Top of the World (alternately, Top O' the World and Top of The World Estates) is an unincorporated community in rural Blount County, Tennessee.

==History==
The land was originally the home of the Cherokee Nation, who were mostly displaced to Oklahoma along the Trail of Tears in 1838. A grant of 5000 acre was made to Daniel D. Foute in 1837. This included the area now covered by Top of the World, which was purchased by a developer in the early 1960s.
 Construction of the Top of World Estates by Roy and Charles Headrick was reported by the Knoxville News Sentinel in June 1965. The community surrounds Lake in the Sky, a 52.5 acre artificial lake formed by a dam built in 1966.

==Geography ==
The community lies in an area called The Flats, on a spur of Chilhowee Mountain in East Tennessee.
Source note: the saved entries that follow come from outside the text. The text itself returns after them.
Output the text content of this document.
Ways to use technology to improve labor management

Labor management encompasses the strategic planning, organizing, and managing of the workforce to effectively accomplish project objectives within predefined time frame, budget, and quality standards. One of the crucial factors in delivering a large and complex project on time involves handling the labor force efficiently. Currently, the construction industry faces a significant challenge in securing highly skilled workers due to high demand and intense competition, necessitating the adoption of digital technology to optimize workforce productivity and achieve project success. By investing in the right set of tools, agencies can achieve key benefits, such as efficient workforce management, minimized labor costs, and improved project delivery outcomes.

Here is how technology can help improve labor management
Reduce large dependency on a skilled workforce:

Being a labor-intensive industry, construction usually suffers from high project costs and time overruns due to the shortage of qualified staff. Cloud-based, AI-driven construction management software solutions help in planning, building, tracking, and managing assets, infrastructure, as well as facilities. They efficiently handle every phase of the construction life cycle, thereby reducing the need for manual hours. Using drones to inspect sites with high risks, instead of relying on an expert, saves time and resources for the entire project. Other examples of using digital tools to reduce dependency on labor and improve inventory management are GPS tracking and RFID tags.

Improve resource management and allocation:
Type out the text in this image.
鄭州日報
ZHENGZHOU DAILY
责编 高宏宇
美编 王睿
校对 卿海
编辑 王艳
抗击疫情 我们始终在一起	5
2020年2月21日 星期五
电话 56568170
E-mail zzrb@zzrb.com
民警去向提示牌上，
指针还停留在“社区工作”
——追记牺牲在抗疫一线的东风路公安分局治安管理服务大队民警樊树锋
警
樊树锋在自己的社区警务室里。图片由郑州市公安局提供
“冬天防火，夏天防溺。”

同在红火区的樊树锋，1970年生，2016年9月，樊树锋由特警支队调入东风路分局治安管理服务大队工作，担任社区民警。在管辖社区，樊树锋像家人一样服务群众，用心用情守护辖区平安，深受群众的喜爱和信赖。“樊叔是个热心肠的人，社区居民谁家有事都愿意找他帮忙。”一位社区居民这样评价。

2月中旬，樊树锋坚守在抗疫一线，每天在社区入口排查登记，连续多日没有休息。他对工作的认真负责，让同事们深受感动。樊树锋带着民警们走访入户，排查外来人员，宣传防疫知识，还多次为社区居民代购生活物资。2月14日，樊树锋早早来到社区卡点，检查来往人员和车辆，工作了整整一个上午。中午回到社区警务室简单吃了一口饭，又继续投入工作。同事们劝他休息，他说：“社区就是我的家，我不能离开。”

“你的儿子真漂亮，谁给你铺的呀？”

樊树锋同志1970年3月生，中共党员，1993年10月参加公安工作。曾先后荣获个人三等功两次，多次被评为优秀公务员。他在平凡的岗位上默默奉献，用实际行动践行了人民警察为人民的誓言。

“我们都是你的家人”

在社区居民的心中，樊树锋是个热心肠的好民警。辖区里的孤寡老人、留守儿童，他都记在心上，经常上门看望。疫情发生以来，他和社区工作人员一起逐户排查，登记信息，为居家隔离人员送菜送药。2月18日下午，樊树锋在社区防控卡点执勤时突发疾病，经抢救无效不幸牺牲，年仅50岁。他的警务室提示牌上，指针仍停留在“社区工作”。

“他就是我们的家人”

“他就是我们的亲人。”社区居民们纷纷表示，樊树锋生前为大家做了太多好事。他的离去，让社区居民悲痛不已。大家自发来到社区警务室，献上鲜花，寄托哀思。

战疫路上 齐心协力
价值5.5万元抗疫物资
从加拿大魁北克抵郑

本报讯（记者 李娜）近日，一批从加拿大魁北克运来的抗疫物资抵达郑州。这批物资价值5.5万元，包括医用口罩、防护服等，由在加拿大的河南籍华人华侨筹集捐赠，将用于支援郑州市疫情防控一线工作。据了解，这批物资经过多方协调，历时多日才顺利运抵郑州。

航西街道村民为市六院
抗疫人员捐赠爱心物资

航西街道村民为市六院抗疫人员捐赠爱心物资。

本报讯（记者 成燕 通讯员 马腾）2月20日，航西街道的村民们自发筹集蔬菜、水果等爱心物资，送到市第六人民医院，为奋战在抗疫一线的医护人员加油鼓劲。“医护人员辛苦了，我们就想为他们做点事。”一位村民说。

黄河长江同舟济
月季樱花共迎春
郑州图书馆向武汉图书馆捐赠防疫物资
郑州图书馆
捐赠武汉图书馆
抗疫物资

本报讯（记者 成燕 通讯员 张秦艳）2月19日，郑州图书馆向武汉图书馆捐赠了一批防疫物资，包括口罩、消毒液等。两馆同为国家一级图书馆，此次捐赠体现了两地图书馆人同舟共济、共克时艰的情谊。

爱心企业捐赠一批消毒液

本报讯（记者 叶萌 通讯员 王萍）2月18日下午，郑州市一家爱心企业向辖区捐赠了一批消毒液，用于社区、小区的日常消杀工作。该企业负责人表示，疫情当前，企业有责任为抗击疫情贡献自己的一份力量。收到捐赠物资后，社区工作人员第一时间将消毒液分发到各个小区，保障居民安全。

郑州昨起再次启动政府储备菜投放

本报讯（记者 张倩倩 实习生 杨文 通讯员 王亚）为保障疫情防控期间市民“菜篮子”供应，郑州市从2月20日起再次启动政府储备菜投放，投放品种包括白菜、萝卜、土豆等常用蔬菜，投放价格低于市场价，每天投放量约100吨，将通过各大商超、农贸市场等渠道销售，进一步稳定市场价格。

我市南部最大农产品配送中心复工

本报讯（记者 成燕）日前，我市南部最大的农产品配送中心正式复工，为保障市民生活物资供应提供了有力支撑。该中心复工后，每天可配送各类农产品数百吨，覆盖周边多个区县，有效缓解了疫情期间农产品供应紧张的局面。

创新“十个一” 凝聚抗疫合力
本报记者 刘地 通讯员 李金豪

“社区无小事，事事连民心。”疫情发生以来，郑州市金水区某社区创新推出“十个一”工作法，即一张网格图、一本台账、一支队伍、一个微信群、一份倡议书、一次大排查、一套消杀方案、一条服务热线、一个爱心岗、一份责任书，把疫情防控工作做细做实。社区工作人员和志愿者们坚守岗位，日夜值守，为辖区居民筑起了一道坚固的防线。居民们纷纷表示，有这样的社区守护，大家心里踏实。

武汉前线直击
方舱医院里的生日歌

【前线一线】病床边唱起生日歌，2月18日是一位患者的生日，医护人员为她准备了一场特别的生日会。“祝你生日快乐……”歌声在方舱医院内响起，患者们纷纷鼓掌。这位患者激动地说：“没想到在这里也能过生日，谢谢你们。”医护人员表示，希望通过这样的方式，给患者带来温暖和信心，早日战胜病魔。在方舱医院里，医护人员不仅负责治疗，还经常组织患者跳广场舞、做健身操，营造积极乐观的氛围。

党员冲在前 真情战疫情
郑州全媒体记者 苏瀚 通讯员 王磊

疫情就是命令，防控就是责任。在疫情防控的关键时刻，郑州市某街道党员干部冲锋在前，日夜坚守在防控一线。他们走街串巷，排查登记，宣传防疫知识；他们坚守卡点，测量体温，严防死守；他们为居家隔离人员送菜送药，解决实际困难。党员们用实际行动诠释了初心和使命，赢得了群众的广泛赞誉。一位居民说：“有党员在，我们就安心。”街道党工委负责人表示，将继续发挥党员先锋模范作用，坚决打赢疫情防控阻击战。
The surrounding country is rugged. The Foothills Parkway passes just to the northwest, and the boundary of the Great Smoky Mountains National Park lies just to the southeast. The neighboring park has a natural forest environment of yellow pines and hardwood species. Controlled burns are used to reduce the risk of uncontrolled fires. There is a healthy black bear population.

The community is relatively isolated. The Foothills Parkway is the only road to Top of the World that is passable by school bus. Otherwise it must be accessed by steep and winding secondary roads.

==Community==

Residents may belong to the Top of the World Landowners' Association (TOWLA). The Blount County Fire Protection District has its station #8 at 5714 Flats Road, on the east shore of the lake. The fire station officially came into service when the TOWLA and the Blount County Fire Protection District signed a contract on 23 March 2012. There is no local school. School children are taken by bus along the Foothills Parkway to nearby Walland. There is no post office in Top of The World. The nearest post office is in Walland.